Originally Posted by Sammy
Unfortunatly, I had to stop MTX, because of my liver. Through a liver biopsy last year, we found out, that I have Autoimmune Hepatitis ( Lupus attacking the liver). My liver enzymes are always very high ( with or without MTX), so my rheumy had me stop the MTX, to give my liver a break. I am in alot of pain every day.
I don't know, what my rheumy is going to do next. At the moment I am getting a possible Parathyroid Tumor checked by a Endocrinologist. After that has been resolved, my rheumy has to think of something, some kind of treatment, that is easy on the liver, but brutal on the pain.
And yes, my hot face and ears started recently.
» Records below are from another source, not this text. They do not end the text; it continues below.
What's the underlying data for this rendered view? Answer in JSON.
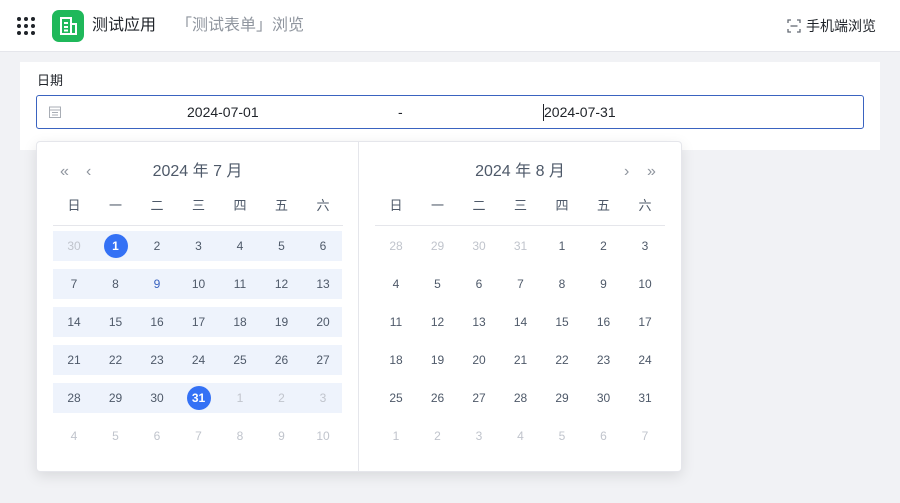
{
  "header": {
    "app_name": "测试应用",
    "page_title": "「测试表单」浏览",
    "mobile_view_label": "手机端浏览",
    "app_logo_color": "#1fb85a"
  },
  "form": {
    "field_label": "日期",
    "start_value": "2024-07-01",
    "separator": "-",
    "end_value": "2024-07-31",
    "accent_color": "#3471f5"
  },
  "calendar": {
    "weekdays": [
      "日",
      "一",
      "二",
      "三",
      "四",
      "五",
      "六"
    ],
    "left": {
      "title": "2024 年 7 月",
      "weeks": [
        [
          {
            "d": "30",
            "muted": true
          },
          {
            "d": "1",
            "selected": true
          },
          {
            "d": "2"
          },
          {
            "d": "3"
          },
          {
            "d": "4"
          },
          {
            "d": "5"
          },
          {
            "d": "6"
          }
        ],
        [
          {
            "d": "7"
          },
          {
            "d": "8"
          },
          {
            "d": "9",
            "today": true
          },
          {
            "d": "10"
          },
          {
            "d": "11"
          },
          {
            "d": "12"
          },
          {
            "d": "13"
          }
        ],
        [
          {
            "d": "14"
          },
          {
            "d": "15"
          },
          {
            "d": "16"
          },
          {
            "d": "17"
          },
          {
            "d": "18"
          },
          {
            "d": "19"
          },
          {
            "d": "20"
          }
        ],
        [
          {
            "d": "21"
          },
          {
            "d": "22"
          },
          {
            "d": "23"
          },
          {
            "d": "24"
          },
          {
            "d": "25"
          },
          {
            "d": "26"
          },
          {
            "d": "27"
          }
        ],
        [
          {
            "d": "28"
          },
          {
            "d": "29"
          },
          {
            "d": "30"
          },
          {
            "d": "31",
            "selected": true
          },
          {
            "d": "1",
            "muted": true
          },
          {
            "d": "2",
            "muted": true
          },
          {
            "d": "3",
            "muted": true
          }
        ],
        [
          {
            "d": "4",
            "muted": true
          },
          {
            "d": "5",
            "muted": true
          },
          {
            "d": "6",
            "muted": true
          },
          {
            "d": "7",
            "muted": true
          },
          {
            "d": "8",
            "muted": true
          },
          {
            "d": "9",
            "muted": true
          },
          {
            "d": "10",
            "muted": true
          }
        ]
      ],
      "range_rows": [
        {
          "from": 1,
          "to": 6
        },
        {
          "from": 0,
          "to": 6
        },
        {
          "from": 0,
          "to": 6
        },
        {
          "from": 0,
          "to": 6
        },
        {
          "from": 0,
          "to": 3
        }
      ]
    },
    "right": {
      "title": "2024 年 8 月",
      "weeks": [
        [
          {
            "d": "28",
            "muted": true
          },
          {
            "d": "29",
            "muted": true
          },
          {
            "d": "30",
            "muted": true
          },
          {
            "d": "31",
            "muted": true
          },
          {
            "d": "1"
          },
          {
            "d": "2"
          },
          {
            "d": "3"
          }
        ],
        [
          {
            "d": "4"
          },
          {
            "d": "5"
          },
          {
            "d": "6"
          },
          {
            "d": "7"
          },
          {
            "d": "8"
          },
          {
            "d": "9"
          },
          {
            "d": "10"
          }
        ],
        [
          {
            "d": "11"
          },
          {
            "d": "12"
          },
          {
            "d": "13"
          },
          {
            "d": "14"
          },
          {
            "d": "15"
          },
          {
            "d": "16"
          },
          {
            "d": "17"
          }
        ],
        [
          {
            "d": "18"
          },
          {
            "d": "19"
          },
          {
            "d": "20"
          },
          {
            "d": "21"
          },
          {
            "d": "22"
          },
          {
            "d": "23"
          },
          {
            "d": "24"
          }
        ],
        [
          {
            "d": "25"
          },
          {
            "d": "26"
          },
          {
            "d": "27"
          },
          {
            "d": "28"
          },
          {
            "d": "29"
          },
          {
            "d": "30"
          },
          {
            "d": "31"
          }
        ],
        [
          {
            "d": "1",
            "muted": true
          },
          {
            "d": "2",
            "muted": true
          },
          {
            "d": "3",
            "muted": true
          },
          {
            "d": "4",
            "muted": true
          },
          {
            "d": "5",
            "muted": true
          },
          {
            "d": "6",
            "muted": true
          },
          {
            "d": "7",
            "muted": true
          }
        ]
      ],
      "range_rows": []
    },
    "nav_icons": [
      "double-chevron-left-icon",
      "chevron-left-icon",
      "chevron-right-icon",
      "double-chevron-right-icon"
    ]
  }
}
Sorry to hear that Lupus has attacked your liver. The more i read about this disease the more i hate it. However the people you have it and live with it give me such great inspiration. i don't think some people out there understand what it's like to have constant daily pain, have flares that make you feel worse ( if thats possible ) and have to go through mountains of tests and drugs that cause awful and life threatening side effects.
It's funny i was picking up my daughter from the in-laws the other day and i was so glad that they met me at the bottom of the stairs because i honestly didn't think i would make it up. I commented to my mother in law that i was pleased she came out as i was in too much pain to climb, her comment straight back was " well my feet are still sore from walking around the zoo "
Sometimes its just easier to say nothing to the people who have no clue. !!!
Best wishes with the Endo, sounds like you have a good Rheumy hopefully he will find the right path for you.